Credibility has always been important, and nothing has really changed. Being clear about what you plan to do, and delivering on what you say are important. Not just for your next deal, but for all your future deals.
Here are some tips
- Provide full disclosure about the property and your situation. In performing due diligence, if a lender finds you have been less than forthright with some particular aspect of the deal, it calls into question everything else you have presented.

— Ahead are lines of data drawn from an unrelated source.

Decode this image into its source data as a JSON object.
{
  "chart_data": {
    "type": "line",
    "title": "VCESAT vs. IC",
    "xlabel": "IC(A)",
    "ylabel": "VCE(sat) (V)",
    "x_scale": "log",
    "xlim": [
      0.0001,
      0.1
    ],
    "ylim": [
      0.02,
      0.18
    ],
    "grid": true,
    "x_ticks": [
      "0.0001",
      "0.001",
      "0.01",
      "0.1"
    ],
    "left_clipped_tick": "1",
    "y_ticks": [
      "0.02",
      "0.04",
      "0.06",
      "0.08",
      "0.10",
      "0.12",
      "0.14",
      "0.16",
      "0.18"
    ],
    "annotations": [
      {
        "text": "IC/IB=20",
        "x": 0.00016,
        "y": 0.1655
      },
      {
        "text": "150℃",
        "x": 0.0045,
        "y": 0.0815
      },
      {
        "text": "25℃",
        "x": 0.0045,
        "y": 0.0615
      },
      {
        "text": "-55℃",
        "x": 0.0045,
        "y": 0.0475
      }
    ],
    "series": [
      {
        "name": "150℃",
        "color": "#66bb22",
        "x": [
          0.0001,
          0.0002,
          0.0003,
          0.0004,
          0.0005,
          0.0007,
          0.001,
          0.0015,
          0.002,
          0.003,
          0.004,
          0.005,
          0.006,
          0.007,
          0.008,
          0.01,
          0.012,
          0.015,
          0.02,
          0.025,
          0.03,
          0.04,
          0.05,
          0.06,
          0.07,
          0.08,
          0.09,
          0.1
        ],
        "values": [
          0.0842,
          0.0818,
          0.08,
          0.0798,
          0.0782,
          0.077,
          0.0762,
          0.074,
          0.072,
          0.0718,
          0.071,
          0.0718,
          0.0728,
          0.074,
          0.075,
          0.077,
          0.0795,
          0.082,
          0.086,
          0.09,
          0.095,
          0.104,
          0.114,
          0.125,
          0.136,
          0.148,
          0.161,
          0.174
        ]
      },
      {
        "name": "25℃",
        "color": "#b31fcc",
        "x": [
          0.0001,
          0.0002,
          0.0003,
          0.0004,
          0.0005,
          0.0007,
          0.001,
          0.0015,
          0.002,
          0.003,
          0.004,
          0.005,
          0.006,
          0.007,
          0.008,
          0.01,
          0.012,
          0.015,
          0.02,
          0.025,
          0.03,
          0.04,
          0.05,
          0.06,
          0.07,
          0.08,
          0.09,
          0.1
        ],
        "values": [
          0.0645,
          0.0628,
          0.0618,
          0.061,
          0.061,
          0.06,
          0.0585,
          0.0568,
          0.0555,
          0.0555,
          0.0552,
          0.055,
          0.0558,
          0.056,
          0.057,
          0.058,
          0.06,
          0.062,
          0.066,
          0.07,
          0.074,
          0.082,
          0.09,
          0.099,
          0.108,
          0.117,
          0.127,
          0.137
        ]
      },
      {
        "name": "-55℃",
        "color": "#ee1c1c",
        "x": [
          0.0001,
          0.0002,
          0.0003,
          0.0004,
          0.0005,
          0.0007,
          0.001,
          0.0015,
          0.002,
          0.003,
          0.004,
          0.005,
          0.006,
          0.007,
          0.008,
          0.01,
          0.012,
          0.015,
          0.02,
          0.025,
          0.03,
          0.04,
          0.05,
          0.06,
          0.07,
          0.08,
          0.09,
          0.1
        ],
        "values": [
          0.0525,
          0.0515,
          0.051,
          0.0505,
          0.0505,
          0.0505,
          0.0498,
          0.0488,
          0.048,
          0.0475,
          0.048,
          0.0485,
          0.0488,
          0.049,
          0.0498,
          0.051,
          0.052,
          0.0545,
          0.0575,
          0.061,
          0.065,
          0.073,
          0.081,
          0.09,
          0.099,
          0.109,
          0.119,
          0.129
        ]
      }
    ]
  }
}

- Be prepared to take pictures of everything. Even the worst parts. If you leave out a photo of a boiler that is ancient, rusted and asbestos wrapped, and we see it on a site visit, we’ll wonder what else you didn’t disclose. We understand rehabs. That’s why you got it at a huge discount. So show it and what your rehab plan is for fixing it.
- There is a fine line between “fake it til you make it” and just faking it. I’ve had many conversations with a borrower that go something like this:
- Borrower: “We buy at 40 cents on the dollar, all cash, close quickly and sell at 80% of value to our buyer’s list of first time homeowners.”
- Me: “Great, how many of these transactions have you completed this year?”
- Borrower: <Silence>……………………”Well, we haven’t actually completed any, yet, but we’ve read alot and taken Trump University courses.”
- So save the sales pitch for the motivated seller. The lender knew you were still new at this before the end of the first sentence. Emphasize your strengths, such as a partner who is a licensed contractor, or the fact that you are a real estate broker, or whatever. But don’t lie about it, it will come out anyway.
- If you run into a snag that is going to impact your ability to deliver the project on time, be straight about it, and be able to explain your solution to the problem.
Trust is earned over time. And is part of relationship lending. Starting with a few of the basics above will get you on your way to a productive and profitable relationship.